今般の公務部門での障害者雇用の問題に関連して、人事院では国家公務員における合理的配慮に関する指針を策定することとし、平成30年11月30日付で「職員の募集及び採用時並びに採用後において障害者に対して各省庁の長が講ずべき措置に関する指針案」に対する意見を公募しました。

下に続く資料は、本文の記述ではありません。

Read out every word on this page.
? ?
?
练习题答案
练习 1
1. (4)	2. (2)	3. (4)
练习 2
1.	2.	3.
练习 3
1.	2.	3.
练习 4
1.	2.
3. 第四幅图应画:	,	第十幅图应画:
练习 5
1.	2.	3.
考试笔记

これに対して、当ネットワーク代表世話人から以下の意見を12月11日付で人事院に提出しました。

職員の募集及び採用時並びに採用後において障害者に対して各省各庁の長が講ずべき措置に関する指針案に対するパブリックコメント(意見公募手続)の実施について

○提出意見

(意見内容)

・別表に4として「障害者の担当業務を定めるに当たっては、既存の業務にとらわれず、複数部門から業務を切り出すなど業務の再編を図ることで、公務部門全体の生産性が高められる点にも考慮すること」を追加する。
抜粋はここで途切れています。